The invention has been described broadly and generically herein. Each of the narrower species and subgeneric groupings falling within the generic disclosure also form part of the invention. This includes the generic description of the invention with a proviso or negative limitation removing any subject matter from the genus, regardless of whether or not the excised material is specifically recited herein. Other examples are within the following claims. In addition, where features or aspects of the invention are described in terms of Markush groups, those skilled in the art will recognize that the invention is also thereby described in terms of any individual member or subgroup of members of the Markush group.

Claims

1. The use of an allene oxide synthase in the improvement or restoration of sperm viability.

2. The use as claimed in claim 1, wherein the allene oxide synthase comprises, or has been cloned from, allene oxide synthase from Parthenium argentatum, Parthenium argentatum, Solanum tuberosum, Solanum lycopersicum, Arabidopsis thaliana and Zea mays or comprises a functionally equivalent variant thereof.

3. The use as claimed in claim 1 or claim 2, wherein the allene oxide synthase comprises the amino acid sequence of any one of SEQ ID Nos. 1-5 or is a functionally equivalent variant thereof.

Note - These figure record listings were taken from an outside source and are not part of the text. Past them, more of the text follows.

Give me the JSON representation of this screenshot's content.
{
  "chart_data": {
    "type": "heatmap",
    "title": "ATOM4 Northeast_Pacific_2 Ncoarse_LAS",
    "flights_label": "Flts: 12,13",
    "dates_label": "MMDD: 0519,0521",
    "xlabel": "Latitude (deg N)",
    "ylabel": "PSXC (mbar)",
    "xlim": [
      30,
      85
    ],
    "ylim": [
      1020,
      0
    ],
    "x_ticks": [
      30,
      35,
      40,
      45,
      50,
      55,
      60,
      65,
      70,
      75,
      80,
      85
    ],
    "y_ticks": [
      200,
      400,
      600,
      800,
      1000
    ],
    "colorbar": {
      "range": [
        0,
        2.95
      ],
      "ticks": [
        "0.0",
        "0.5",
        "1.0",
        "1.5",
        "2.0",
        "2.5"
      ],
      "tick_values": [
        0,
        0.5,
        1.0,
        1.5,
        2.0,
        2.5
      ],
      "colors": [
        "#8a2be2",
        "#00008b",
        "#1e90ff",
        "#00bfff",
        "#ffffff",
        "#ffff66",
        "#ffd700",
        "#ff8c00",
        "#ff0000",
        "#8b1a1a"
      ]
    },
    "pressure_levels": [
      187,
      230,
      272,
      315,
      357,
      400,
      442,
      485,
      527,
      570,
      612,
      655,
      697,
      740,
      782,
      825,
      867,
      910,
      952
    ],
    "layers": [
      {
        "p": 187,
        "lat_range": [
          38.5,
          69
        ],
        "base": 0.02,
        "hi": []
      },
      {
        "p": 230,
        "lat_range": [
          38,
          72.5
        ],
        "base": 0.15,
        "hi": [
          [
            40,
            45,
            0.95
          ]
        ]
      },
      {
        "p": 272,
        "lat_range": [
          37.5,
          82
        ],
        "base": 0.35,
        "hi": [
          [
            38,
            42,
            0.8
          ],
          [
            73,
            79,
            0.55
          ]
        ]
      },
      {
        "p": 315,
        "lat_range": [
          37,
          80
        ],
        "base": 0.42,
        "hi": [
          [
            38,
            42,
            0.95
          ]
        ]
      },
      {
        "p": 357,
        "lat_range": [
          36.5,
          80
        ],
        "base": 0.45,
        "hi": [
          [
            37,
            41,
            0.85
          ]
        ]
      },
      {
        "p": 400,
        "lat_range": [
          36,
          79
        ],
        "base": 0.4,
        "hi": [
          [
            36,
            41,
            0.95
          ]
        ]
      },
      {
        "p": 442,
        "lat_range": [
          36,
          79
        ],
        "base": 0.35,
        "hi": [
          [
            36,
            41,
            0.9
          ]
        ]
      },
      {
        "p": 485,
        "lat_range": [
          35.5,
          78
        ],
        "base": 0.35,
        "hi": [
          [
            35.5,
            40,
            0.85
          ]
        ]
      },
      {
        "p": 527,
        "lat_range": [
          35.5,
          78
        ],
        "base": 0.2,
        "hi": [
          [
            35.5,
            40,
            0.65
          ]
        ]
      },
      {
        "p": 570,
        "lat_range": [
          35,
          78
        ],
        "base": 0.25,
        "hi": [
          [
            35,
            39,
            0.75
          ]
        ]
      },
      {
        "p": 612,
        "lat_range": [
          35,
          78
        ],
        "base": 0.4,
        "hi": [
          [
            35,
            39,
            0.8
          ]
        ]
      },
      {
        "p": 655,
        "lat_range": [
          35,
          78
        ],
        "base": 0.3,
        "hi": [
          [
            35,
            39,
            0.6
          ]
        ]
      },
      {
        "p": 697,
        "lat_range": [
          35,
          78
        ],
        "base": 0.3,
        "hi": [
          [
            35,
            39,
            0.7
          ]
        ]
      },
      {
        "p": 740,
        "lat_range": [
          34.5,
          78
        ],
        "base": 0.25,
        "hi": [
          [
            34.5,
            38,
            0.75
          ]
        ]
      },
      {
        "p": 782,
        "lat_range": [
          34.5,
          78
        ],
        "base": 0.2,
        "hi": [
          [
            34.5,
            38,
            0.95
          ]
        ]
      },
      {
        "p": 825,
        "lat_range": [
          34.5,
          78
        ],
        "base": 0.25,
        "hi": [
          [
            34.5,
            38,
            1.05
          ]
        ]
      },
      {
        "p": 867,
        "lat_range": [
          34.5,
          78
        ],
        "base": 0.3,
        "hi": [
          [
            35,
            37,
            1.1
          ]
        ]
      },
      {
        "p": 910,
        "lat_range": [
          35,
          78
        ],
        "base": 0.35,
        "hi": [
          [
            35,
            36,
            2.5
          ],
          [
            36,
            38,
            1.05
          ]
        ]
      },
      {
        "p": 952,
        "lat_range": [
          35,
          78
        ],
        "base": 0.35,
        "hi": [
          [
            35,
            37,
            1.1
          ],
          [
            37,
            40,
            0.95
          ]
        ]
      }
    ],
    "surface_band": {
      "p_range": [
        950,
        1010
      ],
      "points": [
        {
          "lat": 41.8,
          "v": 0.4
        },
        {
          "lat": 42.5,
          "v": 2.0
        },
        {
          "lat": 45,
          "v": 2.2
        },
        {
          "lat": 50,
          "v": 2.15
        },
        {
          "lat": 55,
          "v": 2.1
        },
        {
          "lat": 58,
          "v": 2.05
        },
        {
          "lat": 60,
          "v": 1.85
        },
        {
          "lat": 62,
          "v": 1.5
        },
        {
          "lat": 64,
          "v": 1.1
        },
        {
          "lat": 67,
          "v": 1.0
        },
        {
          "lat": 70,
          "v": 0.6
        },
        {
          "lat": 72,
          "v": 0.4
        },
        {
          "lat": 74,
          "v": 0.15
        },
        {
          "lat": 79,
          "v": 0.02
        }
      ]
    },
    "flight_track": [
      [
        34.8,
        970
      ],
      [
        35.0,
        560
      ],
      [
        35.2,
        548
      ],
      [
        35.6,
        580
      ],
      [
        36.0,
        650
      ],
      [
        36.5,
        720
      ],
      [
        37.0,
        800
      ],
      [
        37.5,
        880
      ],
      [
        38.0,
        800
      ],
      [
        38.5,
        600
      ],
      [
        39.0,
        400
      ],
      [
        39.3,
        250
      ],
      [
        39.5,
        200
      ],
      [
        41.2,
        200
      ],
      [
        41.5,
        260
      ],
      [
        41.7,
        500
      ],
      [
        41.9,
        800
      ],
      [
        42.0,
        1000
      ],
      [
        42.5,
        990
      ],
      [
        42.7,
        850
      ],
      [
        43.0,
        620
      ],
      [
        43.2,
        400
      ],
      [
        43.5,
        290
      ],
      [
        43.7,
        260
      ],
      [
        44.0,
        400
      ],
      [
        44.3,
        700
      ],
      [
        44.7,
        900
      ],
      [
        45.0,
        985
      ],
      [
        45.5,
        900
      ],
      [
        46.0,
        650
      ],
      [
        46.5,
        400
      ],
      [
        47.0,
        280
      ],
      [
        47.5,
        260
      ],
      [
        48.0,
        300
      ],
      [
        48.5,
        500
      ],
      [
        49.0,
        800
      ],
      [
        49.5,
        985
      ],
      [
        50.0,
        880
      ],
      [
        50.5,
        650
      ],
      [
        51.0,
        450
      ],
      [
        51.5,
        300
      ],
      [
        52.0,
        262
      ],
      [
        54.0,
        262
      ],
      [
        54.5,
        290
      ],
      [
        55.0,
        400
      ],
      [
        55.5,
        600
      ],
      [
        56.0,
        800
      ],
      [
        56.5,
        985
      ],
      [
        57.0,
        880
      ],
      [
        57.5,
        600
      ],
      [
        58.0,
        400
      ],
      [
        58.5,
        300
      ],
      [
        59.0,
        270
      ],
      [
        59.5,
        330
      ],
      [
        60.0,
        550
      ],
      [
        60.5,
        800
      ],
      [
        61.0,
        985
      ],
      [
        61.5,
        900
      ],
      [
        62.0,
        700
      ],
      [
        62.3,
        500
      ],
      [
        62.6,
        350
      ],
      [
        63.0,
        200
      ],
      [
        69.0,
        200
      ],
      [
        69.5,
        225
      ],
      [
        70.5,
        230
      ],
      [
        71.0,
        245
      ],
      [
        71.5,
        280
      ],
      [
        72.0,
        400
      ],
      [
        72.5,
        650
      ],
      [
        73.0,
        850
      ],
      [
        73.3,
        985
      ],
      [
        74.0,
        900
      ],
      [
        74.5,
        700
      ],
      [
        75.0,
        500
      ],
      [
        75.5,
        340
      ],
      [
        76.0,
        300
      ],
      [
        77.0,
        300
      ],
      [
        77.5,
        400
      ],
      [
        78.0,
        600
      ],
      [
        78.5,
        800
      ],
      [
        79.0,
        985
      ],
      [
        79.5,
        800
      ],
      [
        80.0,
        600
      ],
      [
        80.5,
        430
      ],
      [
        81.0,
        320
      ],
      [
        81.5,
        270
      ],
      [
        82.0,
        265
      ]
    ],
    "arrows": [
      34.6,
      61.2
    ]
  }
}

4. The use as claimed in any one of claims 1 to 3, wherein the allene oxide synthase comprises the amino acid sequence of SEQ ID No: 1.

5. The use as claimed in any one of claims 1 to 4, wherein the allene oxide synthase is in a pH-buffered aqueous medium.

6. The use as claimed in claim 5, wherein the allene oxide synthase is present in the medium at a concentration in the range 0.1 to 20 μς/ιηΙ.

7. The use as claimed in any one of claims 1 to 6, wherein the sperm comprises thawed semen.

8. The use as claimed in any one of claims 1 to 7, wherein the semen comprises human semen, bovine semen, or equine semen.

9. A composition for restoring or improving sperm viability which comprises sperm and an effective amount of allene oxide synthase.

10. The composition as claimed in claim 9, wherein the semen is thawed semen.

11. A method for restoring or improving sperm viability, the method comprising contacting the sperm with allene oxide synthase.

12. The method of claim 11, wherein the semen comprises thawed semen.

13. A method for artificial insemination of a female animal, the method comprising the steps of: a) providing sperm;

b) contacting the sperm with an allene oxide synthase;

c) artificially inseminating the female animal with the contacted sperm from b).

14. The method as claimed in claim 13, wherein the semen comprises thawed semen.

15. The method as claimed in claim 13 or claim 14, wherein the female animal comprises a human female, a bovine cow, a water buffalo, a horse, a sheep, a goat, a pig, or a bird.